Matcha Pumpkin Pie

By: modest marce

Thanksgiving sweets are always delicious, but sometimes they can get repetitive. Give your guests a change of pace with this not so traditional Matcha Pumpkin Pie!


Matcha Pumpkin Pie

SERVINGS: 1 pumpkin pie

TIME: 4 hrs, 45min

CATEGORY: Desserts

INGREDIENTS

  • • 1 9-inch unbaked pie crust, store bought or homemade
  • • ½ cup turbinado sugar
  • • ½ cup honey
  • • 3 large eggs, room temperature
  • • 2 cups pumpkin puree
  • • 1 ¼ cup whipping cream
  • • 1 tsp pure vanilla extract
  • • 1 ½ tsp Aiya Culinary Grade Matcha
  • • 1 Tbsp water, boiling
  • • 1 tsp ground ginger
  • • ½ tsp cinnamon
  • • ¼ tsp nutmeg
  • • ¼ tsp salt
  • • Powdered sugar, for dusting

DIRECTIONS

  • 1. Preheat oven to 400°F and chill prepared pie crust in the refrigerator.
  • 2. In a large mixing bowl whisk together the sugar, honey, eggs, pumpkin, cream and vanilla until well blended.
  • 3. In a small mixing bowl add the Matcha and boiling water.

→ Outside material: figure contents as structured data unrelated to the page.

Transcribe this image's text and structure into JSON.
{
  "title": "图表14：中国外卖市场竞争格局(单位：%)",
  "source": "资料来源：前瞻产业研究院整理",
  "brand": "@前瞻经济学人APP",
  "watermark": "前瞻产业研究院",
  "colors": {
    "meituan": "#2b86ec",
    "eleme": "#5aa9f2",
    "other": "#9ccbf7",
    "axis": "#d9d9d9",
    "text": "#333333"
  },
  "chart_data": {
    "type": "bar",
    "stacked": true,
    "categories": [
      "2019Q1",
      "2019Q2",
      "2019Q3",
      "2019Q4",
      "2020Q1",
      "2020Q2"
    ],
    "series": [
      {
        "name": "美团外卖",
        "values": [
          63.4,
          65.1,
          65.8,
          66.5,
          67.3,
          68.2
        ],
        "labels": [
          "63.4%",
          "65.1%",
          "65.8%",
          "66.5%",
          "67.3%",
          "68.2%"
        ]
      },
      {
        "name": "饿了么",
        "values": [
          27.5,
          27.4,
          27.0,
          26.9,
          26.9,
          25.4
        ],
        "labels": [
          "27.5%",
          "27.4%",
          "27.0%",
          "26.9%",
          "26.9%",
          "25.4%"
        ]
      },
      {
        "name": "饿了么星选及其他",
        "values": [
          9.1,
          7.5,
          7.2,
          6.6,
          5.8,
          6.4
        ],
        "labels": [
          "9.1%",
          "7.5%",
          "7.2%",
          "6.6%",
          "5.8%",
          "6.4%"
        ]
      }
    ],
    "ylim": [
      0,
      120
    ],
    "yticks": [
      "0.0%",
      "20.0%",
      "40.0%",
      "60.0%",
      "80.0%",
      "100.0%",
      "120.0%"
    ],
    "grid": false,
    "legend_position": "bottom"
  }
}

Whisk virgorously until the Matcha is fully dissolved.
  • 4. Add Matcha to the pumpkin mixture followed by the ginger, cinnamon, nutmeg and salt. Stir until combined.
  • 5. Transfer filling to prepared pie crust and bake for 45 minutes, until the edges have set and the center is still jiggly. Let cool to room temperature before serving. (about 4 hours)
  • 6. Dust with powdered sugar and top with whipped cream!